Sherry Wood is Westland's most overtly classical release — the one that takes their famously roasty house spirit and lets it spend serious time in Spanish oak. The maturation regime leans on first-fill Oloroso and Pedro Ximenez casks, and the marriage is unusually happy: Westland's chocolate-malt depth slots into sherried fruit the way bittersweet chocolate slots into a fig.
This is what American Single Malt looks like when it borrows the European playbook without losing its accent. The five-malt grain bill — pale, Munich, extra special, pale chocolate and brown — lends a bittersweet, almost stout-like richness, and the sherry casks layer on raisin, date and walnut without obscuring the underlying spirit. There's none of the sulphur or over-extracted dryness that sometimes plagues sherried whiskies.
Bottled at 46% and non-chill-filtered, the texture is soft but never flabby, and a few drops of water bring out a deeper coffee-and-cocoa note. It pairs beautifully with dark chocolate or aged cheese, and rewards a slow evening more than a quick pour.

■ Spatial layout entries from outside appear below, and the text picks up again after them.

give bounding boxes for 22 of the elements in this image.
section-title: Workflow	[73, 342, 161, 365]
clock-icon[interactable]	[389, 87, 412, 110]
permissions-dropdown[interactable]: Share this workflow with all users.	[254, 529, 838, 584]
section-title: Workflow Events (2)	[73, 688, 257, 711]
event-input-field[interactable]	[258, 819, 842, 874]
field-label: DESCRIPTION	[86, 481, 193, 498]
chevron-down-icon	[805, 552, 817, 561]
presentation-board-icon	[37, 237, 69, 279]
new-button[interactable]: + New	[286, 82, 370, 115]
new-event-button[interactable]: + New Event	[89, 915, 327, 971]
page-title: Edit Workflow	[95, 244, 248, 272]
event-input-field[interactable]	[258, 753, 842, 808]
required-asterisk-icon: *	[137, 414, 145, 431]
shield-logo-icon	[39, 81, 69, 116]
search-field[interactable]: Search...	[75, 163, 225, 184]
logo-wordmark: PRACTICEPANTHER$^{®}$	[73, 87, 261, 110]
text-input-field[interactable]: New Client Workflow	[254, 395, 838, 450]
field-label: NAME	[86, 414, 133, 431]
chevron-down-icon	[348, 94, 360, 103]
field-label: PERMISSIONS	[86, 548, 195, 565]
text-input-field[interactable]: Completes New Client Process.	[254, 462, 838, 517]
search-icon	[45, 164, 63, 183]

For drinkers who love the GlenDronachs and Glenfarclases of the world but want to see what happens when the same logic is applied to American grain and craft brewing malts, Sherry Wood is essential. It's also a quietly persuasive argument for Westland's broader thesis — that American Single Malt can hold its own alongside any sherried Scotch on the shelf.
One of the most generous, food-friendly American single malts on the market.